I’m still helping others

News and Blog

Jo Penston is a Senior Clinical Administrator and usually works in our Living Well Centre helping to support patients and their carers and families when they’re visiting us for the day. Now she’s working to support our IT team. Here she shares how she’s been getting on in a different role to usual.

“My ‘day’ job was working in the Living Well Centre, working alongside my colleagues and volunteers to give our patients and their carers/families a calm and peaceful time whilst visiting the Living Well Centre, but when COVID-19 hit, everything changed and stopped overnight!. The Living Well Centre closed its doors and I was asked to work from home. I did this for two weeks and helped to set up the new Telephone Buddy Service. However, once that was done, I was then furloughed and left wondering what to do next.

Being furloughed made me feel very strange indeed, and if I’m honest, a little lost. So as was the same for many others, I promptly wrote a list of jobs I wanted to do and set about cleaning, sorting cupboards, baking and gardening to name a few. I even started doing online yoga! However, when you get back to the start of your list, you realise that maybe there’s more to lockdown than Zoflora and trying to track down flour!

So, when an email was sent asking if anyone would be able to help IT as a customer service adviser, it didn’t take me long to send in an email to register my interest. I thought it was something I’d be able to do as I like talking to people and also helping wherever possible.

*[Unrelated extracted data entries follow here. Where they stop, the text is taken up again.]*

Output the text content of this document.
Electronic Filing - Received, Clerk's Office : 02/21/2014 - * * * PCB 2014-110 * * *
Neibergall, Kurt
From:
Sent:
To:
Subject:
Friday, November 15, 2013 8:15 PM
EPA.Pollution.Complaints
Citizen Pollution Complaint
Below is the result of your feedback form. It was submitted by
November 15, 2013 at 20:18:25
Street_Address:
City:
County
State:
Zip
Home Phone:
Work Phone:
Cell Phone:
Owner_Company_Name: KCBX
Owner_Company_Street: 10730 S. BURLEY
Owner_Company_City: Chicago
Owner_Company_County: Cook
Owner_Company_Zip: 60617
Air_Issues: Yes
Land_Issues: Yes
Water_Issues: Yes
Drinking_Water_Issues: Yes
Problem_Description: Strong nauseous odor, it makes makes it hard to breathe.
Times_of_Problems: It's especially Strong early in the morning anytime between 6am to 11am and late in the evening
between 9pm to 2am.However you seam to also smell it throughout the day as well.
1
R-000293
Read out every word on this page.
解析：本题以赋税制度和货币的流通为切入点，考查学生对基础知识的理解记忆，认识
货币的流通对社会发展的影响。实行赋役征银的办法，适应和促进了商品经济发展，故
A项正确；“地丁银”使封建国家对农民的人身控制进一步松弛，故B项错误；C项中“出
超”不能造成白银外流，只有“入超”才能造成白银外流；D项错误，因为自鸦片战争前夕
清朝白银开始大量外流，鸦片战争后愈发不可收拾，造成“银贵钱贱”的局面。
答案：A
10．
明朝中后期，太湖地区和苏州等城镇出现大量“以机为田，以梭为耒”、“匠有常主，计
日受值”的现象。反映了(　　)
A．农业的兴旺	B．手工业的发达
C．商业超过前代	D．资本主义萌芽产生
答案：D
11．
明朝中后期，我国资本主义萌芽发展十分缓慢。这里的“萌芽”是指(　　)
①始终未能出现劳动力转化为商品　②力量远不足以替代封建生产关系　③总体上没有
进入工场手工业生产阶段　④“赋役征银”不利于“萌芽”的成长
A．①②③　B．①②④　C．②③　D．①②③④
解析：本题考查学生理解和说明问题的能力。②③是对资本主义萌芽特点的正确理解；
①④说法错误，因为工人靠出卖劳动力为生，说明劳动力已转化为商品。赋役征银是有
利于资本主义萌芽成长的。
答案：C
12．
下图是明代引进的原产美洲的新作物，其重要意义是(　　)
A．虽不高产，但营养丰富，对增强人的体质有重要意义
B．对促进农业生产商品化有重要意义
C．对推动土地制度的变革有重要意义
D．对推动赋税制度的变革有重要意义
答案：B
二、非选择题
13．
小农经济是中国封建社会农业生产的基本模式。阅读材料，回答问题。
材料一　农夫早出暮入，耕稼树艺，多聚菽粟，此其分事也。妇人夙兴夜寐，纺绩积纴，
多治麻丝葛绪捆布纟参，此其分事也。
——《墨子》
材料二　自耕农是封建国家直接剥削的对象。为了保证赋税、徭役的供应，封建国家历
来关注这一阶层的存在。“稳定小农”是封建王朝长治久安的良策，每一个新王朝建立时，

After a conversation with Paul Rooney, the head of IT, I was asked if I’d like to come in and help the department. I must admit, it gave me a really good feeling to be working again!

Ali, who works in our IT team full time, very kindly came in on my first day and started showing me some of the tasks the team would like me to take on as their onsite representative while they mainly worked from home doing all the techy stuff. My tasks included the backup tapes, answering the phone to those having any IT issues either onsite or at home, and handing out laptops, to name a few. I also had to have a crash course in MS Teams as that’s how the IT guys communicate. I must admit Google became my friend! Everyone in the team was very patient with me and didn’t make me feel that any question I asked was silly.

It has been a few weeks now. My confidence is growing and I’m able to help others without always having to refer them to the team. I’m really enjoying being the onsite person to help where I can, to enable my colleagues to work. I’ve even written some guides to help those working from home and with MS Teams. I see myself as a translator from ‘ICT’ language to ‘man on the street’ language!

This role is completely different from my previous role in the Living Well Centre where my conversations were with patients, their loved ones and volunteers. Now, I mainly have conversations with colleagues. However different this role might be, I’m still helping others and playing a part in helping our community, which is what we all do in our own way, and therefore still gives me that sense of pride to work for St Catherine’s.”